Think about Sunday morning, you’re trying to get ready and get to church on time, but somebody is in slow mode.  You hate walking in after things have already started, but its looking like you are going to be late again.  Frustration is building, you continue to ask if they are about ready, the other person begins to get irritated with your irritation and impatience, words start to be exchanged and before you know it war has broken out.  The trip to church is an exchange of angry words, frustrations and by the time you arrive, you at your spiritual best.  

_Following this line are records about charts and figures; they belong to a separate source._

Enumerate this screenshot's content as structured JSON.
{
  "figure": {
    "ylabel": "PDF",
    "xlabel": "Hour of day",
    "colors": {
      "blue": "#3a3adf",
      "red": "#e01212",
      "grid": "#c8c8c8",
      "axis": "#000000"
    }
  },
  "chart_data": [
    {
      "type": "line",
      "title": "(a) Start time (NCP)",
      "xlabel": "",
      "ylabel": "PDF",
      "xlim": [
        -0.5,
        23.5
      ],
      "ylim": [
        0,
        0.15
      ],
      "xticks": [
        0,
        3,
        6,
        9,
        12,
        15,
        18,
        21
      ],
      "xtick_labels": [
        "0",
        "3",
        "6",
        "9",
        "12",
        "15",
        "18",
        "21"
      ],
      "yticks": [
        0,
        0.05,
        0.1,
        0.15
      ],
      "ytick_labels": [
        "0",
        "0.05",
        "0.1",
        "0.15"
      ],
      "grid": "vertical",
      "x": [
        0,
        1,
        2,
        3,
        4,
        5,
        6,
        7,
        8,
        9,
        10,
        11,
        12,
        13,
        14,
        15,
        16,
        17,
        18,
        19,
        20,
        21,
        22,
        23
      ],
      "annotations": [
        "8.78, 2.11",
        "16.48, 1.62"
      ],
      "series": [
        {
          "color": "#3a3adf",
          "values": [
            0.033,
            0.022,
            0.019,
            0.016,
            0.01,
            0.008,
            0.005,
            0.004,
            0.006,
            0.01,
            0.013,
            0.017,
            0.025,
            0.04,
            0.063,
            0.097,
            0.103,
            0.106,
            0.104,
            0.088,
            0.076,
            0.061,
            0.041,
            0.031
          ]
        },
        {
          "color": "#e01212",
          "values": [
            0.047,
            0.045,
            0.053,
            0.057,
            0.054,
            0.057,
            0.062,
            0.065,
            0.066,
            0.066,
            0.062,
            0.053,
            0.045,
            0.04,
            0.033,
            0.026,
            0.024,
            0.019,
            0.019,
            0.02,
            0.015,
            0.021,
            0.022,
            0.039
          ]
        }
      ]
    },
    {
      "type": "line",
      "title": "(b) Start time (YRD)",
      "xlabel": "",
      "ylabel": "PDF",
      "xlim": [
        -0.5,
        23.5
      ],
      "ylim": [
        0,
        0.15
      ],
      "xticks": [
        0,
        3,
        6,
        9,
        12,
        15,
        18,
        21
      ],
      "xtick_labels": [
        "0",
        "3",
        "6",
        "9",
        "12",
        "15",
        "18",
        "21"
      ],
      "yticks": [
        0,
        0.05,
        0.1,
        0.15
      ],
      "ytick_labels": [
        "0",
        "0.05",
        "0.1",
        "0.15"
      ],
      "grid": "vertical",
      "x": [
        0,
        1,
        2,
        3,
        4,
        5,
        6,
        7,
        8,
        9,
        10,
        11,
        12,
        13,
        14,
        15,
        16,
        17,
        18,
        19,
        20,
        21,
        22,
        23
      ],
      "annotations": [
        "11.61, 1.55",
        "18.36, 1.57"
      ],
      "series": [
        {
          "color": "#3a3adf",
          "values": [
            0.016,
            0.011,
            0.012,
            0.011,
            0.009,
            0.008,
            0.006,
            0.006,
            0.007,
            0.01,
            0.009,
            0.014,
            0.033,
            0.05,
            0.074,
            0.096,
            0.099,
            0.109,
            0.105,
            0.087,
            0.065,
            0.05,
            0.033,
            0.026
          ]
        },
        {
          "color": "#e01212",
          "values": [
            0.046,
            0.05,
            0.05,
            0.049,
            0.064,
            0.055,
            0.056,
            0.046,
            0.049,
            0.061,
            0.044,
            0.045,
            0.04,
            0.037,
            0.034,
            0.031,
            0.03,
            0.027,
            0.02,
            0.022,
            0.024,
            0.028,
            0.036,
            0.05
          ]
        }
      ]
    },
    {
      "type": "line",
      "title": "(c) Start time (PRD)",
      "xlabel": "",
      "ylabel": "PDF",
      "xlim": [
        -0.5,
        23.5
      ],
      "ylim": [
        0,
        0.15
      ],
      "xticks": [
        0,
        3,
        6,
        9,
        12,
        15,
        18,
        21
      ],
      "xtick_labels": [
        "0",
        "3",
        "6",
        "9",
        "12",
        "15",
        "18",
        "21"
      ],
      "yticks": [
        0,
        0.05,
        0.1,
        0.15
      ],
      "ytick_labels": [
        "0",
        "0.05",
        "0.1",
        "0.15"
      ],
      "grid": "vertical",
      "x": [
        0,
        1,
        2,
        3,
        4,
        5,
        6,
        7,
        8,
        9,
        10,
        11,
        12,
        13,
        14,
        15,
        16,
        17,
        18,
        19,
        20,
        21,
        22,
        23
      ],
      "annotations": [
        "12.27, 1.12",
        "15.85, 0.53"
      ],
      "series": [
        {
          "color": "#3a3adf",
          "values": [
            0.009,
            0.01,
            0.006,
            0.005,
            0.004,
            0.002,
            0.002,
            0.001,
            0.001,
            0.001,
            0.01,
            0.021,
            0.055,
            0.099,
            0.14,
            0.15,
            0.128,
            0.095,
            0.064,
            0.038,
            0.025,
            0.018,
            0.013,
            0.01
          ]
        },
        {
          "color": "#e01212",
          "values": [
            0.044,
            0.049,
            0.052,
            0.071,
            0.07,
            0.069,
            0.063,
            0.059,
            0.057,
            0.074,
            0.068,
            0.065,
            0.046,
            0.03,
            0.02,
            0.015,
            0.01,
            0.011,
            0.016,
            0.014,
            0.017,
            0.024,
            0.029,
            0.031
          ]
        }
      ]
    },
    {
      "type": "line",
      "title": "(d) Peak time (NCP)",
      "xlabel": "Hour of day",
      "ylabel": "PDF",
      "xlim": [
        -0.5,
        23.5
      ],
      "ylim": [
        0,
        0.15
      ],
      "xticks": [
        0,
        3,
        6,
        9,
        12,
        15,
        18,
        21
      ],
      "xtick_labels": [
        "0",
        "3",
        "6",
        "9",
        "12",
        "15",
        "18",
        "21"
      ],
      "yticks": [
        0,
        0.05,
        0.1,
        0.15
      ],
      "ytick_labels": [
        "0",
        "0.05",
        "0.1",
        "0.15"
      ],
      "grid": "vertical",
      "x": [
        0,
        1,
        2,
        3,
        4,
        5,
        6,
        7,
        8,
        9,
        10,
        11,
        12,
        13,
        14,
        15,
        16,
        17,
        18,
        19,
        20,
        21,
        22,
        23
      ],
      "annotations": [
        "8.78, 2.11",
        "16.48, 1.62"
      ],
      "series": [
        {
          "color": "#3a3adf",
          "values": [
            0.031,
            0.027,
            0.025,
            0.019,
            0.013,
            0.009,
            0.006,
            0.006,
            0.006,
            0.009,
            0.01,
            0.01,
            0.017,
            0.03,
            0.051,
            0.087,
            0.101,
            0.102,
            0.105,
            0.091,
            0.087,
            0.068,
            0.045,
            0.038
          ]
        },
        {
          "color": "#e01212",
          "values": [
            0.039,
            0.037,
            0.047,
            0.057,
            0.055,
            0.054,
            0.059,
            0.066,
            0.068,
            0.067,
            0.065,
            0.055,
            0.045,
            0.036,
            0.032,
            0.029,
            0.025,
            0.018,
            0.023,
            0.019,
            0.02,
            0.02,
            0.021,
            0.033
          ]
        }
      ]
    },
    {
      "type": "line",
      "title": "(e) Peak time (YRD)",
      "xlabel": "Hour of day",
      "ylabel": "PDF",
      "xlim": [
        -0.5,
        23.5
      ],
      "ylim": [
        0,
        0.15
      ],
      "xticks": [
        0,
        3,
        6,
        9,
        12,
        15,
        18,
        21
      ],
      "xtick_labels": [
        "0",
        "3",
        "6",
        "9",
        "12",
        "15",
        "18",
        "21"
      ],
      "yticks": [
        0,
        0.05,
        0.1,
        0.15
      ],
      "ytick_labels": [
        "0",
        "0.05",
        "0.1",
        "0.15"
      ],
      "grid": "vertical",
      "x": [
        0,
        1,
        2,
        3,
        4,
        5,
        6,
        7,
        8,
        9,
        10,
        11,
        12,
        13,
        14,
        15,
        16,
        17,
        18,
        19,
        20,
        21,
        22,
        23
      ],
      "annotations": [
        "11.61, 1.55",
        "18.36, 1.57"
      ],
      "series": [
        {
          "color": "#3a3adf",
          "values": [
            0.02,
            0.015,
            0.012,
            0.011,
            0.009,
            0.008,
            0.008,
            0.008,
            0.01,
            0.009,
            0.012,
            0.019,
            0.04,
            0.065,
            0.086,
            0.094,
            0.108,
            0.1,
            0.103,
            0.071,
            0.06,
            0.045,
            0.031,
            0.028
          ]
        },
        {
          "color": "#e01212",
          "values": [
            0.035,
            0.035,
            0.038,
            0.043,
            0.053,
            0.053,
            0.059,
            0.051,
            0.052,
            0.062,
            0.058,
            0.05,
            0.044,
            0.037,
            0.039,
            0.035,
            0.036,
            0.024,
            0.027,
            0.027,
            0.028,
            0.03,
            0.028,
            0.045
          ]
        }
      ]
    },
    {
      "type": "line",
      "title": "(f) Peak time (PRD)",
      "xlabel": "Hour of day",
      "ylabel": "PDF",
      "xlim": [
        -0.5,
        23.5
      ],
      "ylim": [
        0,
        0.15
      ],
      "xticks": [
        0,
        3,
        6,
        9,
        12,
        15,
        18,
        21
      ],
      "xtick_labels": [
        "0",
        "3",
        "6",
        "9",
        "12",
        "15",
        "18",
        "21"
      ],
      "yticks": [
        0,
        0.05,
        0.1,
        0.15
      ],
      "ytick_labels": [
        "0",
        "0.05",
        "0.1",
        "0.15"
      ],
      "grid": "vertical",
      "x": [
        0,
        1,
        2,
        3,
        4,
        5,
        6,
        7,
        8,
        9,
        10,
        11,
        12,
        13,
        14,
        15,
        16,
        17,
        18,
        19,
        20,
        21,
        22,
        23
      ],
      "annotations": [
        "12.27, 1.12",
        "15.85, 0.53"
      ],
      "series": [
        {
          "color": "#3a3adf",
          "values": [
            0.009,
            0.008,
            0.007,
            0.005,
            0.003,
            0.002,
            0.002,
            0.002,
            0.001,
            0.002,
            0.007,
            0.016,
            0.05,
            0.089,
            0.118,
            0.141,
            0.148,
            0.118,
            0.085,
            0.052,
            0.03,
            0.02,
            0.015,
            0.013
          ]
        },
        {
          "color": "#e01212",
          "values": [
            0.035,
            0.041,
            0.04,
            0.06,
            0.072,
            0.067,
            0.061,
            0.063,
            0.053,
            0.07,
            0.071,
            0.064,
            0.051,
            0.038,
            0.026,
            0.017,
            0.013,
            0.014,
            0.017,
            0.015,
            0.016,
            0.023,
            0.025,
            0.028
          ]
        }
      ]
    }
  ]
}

The enemy is at work to always rob our peace and rest in Christ.  Sometimes our longsuffering is brought about through a lot of prayer and tongue biting.  The flesh, emotions and feelings are often hard to contain and maintain.  Isn’t it wonderful that we get so many opportunities to practice?  Most all of us struggle in these areas, but we must always be reminded that our position is that of the servant and putting others before ourselves.  It is often these surface issues of impatience that cause us to miss the deeper needs of people and how God would have us to minister to them.  We always have to remind ourselves that God’s business is our priority and not our own.  Sometimes I think God puts obstacles in our way to force us to slow down.  I’m convicted that I don’t want to become and be like God’s people of old, “For this people’s heart is waxed gross, and [their] ears are dull of hearing, and their eyes they have closed; lest at any time they should see with [their] eyes, and hear with [their] ears, and should understand with [their] heart, and should be converted, and I should heal them (Matthew 13:15).”  Where would you and I be today without the longsuffering of our Father?  We wouldn’t even exist.    

Sometimes the one I get most impatient with is myself, for all the stupid mistakes I make and all of the things I forget, but then, if it does nothing else, it should serve to give me patience and longsuffering with others; being as forbearing with them as I must be with myself.  As the Australian’s say, “ No worries mate.”  Let’s slow done and be aware of how God wants to move in us and though us, even in those often frustrating times and events that touch our lives.  We are learning to be His expression and that can only come through longsuffering and patience.